Here is the breakdown of the major categories: 30,000 food servers and bartenders, 28,000 health care and social assistance, 12,000 real estate, 6,000 credit intermediation, 8,000 transit and ground passenger transportation, 50,000 retail trade and 8,000 wholesale trade.
(There were 7,000 construction jobs, most of which were filled by Mexicans.)
Not a single one of these jobs produces a tradable good or service that can be exported or serve as an import substitute to help reduce the massive and growing U.S. trade deficit. The U.S. economy is employing people to sell things, to move people around, and to serve them fast food and alcoholic beverages. The items may have an American brand name, but they are mainly made off-shore. For example, 70 percent of Wal-Mart’s goods are made in China.
Where are the jobs for the 65,000 engineers the United States graduates each year? Where are the jobs for the physics, chemistry and math majors? Who needs a university degree to wait tables and serve drinks, to build houses, to work as hospital orderlies, bus drivers and sales clerks?
In the 21st century, job growth in the U.S. economy has consistently reflected that of a Third World country — low-productivity domestic services jobs. This goes on month after month and no one catches on — least of all the economists and the policymakers.
Economists assume that every high-productivity, high-paying job that is shipped out of the country is a net gain for America. We are getting things cheaper, they say. Perhaps, for a while, until the dollar goes. What the cheaper goods argument overlooks are the reductions in the productivity and pay of employed Americans and in the manufacturing, technical and scientific capability of the U.S. economy.
What is the point of higher education when the job opportunities in the economy do not require it?
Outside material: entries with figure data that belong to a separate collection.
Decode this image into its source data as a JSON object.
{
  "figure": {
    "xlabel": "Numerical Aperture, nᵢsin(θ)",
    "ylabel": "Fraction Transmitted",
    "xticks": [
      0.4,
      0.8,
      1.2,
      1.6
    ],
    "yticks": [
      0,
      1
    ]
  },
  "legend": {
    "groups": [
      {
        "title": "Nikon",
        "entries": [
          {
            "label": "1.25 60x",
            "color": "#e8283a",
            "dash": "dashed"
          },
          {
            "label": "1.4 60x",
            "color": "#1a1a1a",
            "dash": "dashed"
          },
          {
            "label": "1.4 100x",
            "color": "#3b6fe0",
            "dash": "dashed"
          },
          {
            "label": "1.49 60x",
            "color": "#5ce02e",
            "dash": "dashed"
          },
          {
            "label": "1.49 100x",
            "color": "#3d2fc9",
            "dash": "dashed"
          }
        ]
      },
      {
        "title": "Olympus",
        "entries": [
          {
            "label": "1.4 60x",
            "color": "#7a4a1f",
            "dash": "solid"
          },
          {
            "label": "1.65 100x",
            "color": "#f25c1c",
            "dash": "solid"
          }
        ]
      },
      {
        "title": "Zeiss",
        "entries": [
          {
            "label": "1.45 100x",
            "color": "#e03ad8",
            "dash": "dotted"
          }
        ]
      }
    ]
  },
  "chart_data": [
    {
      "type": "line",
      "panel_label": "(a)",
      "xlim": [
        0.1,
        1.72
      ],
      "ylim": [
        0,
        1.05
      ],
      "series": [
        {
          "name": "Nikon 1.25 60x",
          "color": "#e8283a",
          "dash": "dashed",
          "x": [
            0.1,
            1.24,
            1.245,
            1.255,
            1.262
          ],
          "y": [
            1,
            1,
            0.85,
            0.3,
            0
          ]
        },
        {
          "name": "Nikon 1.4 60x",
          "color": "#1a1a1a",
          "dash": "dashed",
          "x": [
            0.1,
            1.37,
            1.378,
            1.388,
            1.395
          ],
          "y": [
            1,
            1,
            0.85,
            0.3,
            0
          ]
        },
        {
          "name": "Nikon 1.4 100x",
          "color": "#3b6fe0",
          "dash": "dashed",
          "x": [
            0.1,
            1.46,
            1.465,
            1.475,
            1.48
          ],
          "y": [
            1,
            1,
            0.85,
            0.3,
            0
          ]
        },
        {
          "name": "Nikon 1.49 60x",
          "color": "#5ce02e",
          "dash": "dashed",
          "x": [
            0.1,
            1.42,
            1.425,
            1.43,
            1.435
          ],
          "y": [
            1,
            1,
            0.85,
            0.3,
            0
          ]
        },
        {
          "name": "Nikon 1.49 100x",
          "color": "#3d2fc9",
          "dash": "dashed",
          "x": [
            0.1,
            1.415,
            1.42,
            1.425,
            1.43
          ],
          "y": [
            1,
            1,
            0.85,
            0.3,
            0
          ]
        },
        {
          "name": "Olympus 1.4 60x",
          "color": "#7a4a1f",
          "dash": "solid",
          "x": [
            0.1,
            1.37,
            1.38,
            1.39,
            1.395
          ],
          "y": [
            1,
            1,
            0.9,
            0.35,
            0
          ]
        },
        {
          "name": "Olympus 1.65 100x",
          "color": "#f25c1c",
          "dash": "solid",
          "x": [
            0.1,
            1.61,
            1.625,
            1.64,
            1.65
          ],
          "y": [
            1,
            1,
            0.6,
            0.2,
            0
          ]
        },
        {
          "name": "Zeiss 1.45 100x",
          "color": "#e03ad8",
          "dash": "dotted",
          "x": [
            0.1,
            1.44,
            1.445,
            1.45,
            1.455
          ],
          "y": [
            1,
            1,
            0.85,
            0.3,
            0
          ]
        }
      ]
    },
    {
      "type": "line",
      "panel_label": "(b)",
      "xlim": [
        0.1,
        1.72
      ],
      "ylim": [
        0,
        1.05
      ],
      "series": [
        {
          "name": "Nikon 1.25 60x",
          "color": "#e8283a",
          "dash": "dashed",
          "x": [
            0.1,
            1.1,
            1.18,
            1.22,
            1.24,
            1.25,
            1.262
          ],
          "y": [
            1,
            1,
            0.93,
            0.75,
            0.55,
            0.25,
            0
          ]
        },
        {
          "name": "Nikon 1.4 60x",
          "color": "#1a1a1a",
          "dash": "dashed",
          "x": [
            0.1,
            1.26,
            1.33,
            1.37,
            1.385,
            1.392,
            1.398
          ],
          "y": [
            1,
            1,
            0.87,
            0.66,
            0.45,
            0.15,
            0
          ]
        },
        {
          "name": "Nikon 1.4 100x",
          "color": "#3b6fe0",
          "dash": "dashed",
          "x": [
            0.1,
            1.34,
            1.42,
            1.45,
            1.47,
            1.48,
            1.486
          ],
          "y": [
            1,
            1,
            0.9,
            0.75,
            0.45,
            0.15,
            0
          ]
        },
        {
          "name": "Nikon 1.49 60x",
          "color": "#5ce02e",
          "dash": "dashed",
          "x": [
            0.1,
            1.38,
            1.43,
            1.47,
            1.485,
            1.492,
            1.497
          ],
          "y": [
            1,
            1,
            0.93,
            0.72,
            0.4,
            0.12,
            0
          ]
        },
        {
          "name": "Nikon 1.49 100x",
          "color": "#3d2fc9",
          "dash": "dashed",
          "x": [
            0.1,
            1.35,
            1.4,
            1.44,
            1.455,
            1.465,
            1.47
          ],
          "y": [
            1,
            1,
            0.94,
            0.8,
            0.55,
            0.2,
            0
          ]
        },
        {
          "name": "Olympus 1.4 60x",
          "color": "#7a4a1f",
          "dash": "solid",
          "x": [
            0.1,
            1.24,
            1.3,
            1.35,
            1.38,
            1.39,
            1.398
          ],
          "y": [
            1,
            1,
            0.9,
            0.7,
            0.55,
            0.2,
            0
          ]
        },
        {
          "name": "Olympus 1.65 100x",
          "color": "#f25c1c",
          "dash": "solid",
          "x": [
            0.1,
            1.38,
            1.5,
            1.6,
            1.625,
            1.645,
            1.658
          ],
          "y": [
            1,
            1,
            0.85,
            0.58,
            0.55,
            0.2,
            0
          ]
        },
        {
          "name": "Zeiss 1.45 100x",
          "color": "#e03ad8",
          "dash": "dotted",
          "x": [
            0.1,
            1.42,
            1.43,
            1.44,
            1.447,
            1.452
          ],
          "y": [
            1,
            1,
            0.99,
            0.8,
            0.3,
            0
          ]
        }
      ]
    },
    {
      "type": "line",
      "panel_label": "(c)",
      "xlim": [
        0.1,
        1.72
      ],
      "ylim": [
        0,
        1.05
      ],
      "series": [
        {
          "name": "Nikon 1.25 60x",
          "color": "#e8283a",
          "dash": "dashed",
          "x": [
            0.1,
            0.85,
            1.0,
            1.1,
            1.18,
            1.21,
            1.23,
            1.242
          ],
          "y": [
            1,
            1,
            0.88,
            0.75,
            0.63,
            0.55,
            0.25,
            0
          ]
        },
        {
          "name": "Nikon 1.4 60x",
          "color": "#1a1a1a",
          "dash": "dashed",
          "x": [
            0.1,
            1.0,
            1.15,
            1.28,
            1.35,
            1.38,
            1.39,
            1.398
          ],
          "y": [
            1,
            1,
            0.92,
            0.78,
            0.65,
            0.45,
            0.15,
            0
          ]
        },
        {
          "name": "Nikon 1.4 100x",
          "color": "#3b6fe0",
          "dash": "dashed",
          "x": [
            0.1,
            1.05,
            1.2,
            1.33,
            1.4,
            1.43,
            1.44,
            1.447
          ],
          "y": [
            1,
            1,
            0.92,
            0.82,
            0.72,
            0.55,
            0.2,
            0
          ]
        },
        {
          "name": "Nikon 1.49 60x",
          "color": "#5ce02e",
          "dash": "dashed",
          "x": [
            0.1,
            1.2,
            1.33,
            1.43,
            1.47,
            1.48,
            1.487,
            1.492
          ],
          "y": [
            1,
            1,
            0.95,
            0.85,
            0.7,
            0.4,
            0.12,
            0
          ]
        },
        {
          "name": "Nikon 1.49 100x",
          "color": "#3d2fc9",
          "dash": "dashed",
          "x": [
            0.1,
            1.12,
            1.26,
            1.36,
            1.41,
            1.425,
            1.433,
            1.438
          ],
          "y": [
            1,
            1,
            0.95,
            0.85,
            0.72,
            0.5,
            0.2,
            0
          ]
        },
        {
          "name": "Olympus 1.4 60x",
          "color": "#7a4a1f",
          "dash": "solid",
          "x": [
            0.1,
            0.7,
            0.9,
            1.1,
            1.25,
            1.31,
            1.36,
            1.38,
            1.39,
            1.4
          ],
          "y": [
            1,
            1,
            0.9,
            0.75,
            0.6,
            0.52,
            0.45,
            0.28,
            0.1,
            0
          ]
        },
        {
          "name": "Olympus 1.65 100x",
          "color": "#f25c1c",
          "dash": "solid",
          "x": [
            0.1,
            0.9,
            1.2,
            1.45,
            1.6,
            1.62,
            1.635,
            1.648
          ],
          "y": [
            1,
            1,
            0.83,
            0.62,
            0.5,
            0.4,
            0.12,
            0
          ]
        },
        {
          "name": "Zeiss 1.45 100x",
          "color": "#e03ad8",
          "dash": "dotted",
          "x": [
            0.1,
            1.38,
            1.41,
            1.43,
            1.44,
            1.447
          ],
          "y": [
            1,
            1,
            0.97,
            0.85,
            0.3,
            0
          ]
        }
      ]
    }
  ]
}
These questions are too difficult for economists, politicians and newscasters. Instead, we hear that "last month the U.S. economy created 207,000 jobs."
Television has an inexhaustible supply of optimistic economists. Last weekend, CNN had John Rutledge (erroneously billed as the person who drafted President Reagan’s economic program) explaining that the strength of the U.S. economy was "mom and pop businesses." The college student with whom I was watching the program broke out laughing.
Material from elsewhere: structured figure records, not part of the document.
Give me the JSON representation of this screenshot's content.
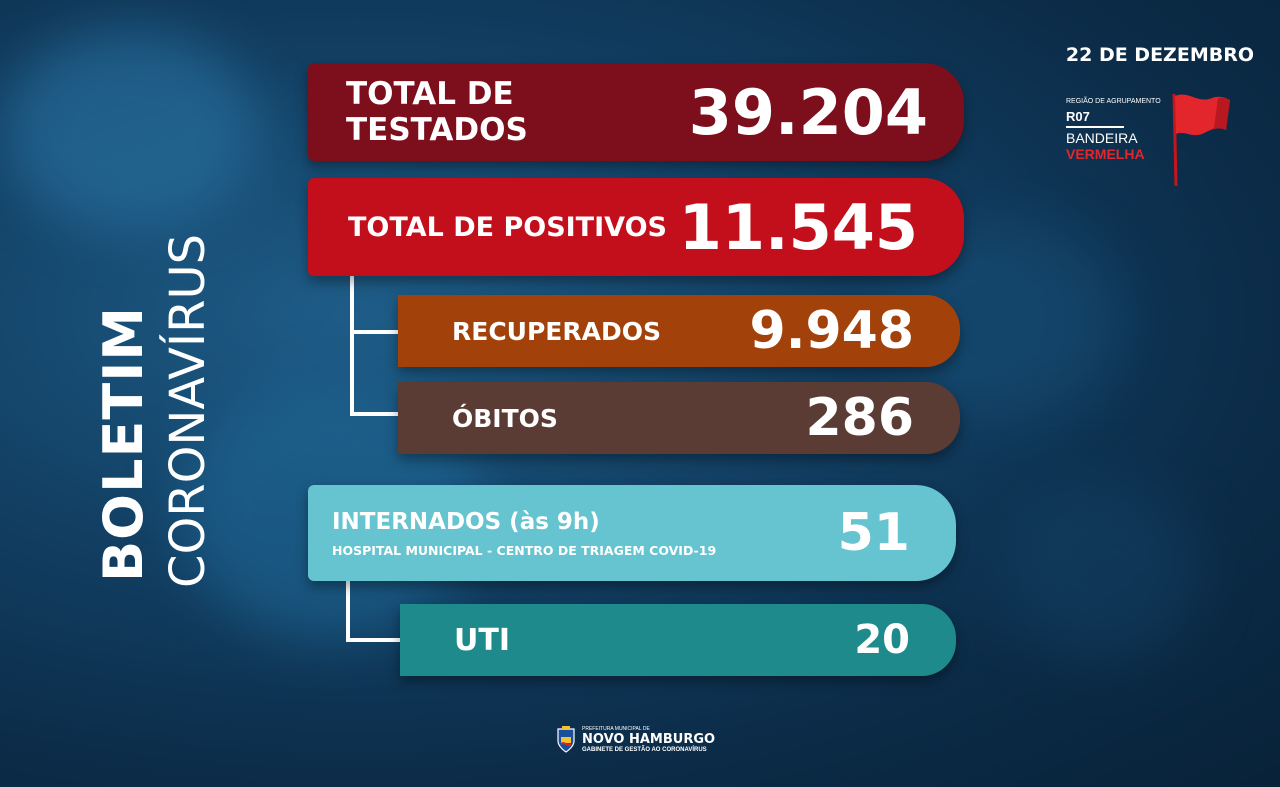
{
  "title": {
    "line1": "BOLETIM",
    "line2": "CORONAVÍRUS"
  },
  "date": "22 DE DEZEMBRO",
  "region": {
    "caption": "REGIÃO DE AGRUPAMENTO",
    "code": "R07",
    "flag_line1": "BANDEIRA",
    "flag_line2": "VERMELHA",
    "flag_color": "#e3262c"
  },
  "stats": {
    "testados": {
      "label": "TOTAL DE TESTADOS",
      "value": "39.204",
      "color": "#7d0e1b"
    },
    "positivos": {
      "label": "TOTAL DE POSITIVOS",
      "value": "11.545",
      "color": "#c30f1c"
    },
    "recuperados": {
      "label": "RECUPERADOS",
      "value": "9.948",
      "color": "#a2420a"
    },
    "obitos": {
      "label": "ÓBITOS",
      "value": "286",
      "color": "#5a3c35"
    },
    "internados": {
      "label": "INTERNADOS (às 9h)",
      "sublabel": "HOSPITAL MUNICIPAL - CENTRO DE TRIAGEM COVID-19",
      "value": "51",
      "color": "#66c3d0"
    },
    "uti": {
      "label": "UTI",
      "value": "20",
      "color": "#1f8a8b"
    }
  },
  "footer": {
    "line1": "PREFEITURA MUNICIPAL DE",
    "line2": "NOVO HAMBURGO",
    "line3": "GABINETE DE GESTÃO AO CORONAVÍRUS"
  }
}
What mom and pop businesses? Everything that used to be mom and pop businesses has been replaced with chains and discount retailers. Auto parts stores are chains, pharmacies are chains, restaurants are chains. Wal-Mart, Home Depot and Lowe’s have destroyed hardware stores, clothing stores, appliance stores, building supply stores, gardening shops, whatever — you name it.
Just try starting a small business today. Most gasoline station/convenience stores seem to be the property of immigrant ethnic groups who acquired them with the aid of a taxpayer-financed U.S. government loan.
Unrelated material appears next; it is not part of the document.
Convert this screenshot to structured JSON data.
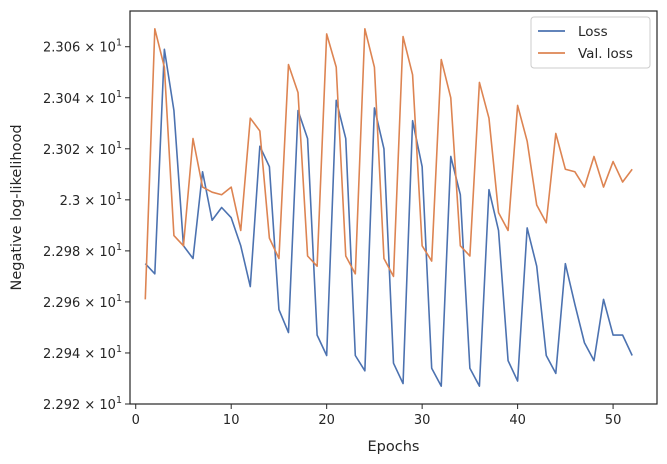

Today, a mom and pop business is a cleaning service that employs Mexicans, a pool service, a lawn service or a limo service.
In recent years, the U.S. economy has been kept afloat by low interest rates. The low interest rates have fueled a real estate boom. As housing prices rise, people refinance their mortgages, take equity out of their homes and spend the money, thus keeping the consumer economy going.
The massive American trade and budget deficits are covered by the willingness of Asian countries, principally Japan and China, to hold U.S. government bonds and to continue to acquire ownership of America’s real assets in exchange for their penetration of U.S. markets.
This game will not go on forever. When it stops, what is left to drive the U.S. economy?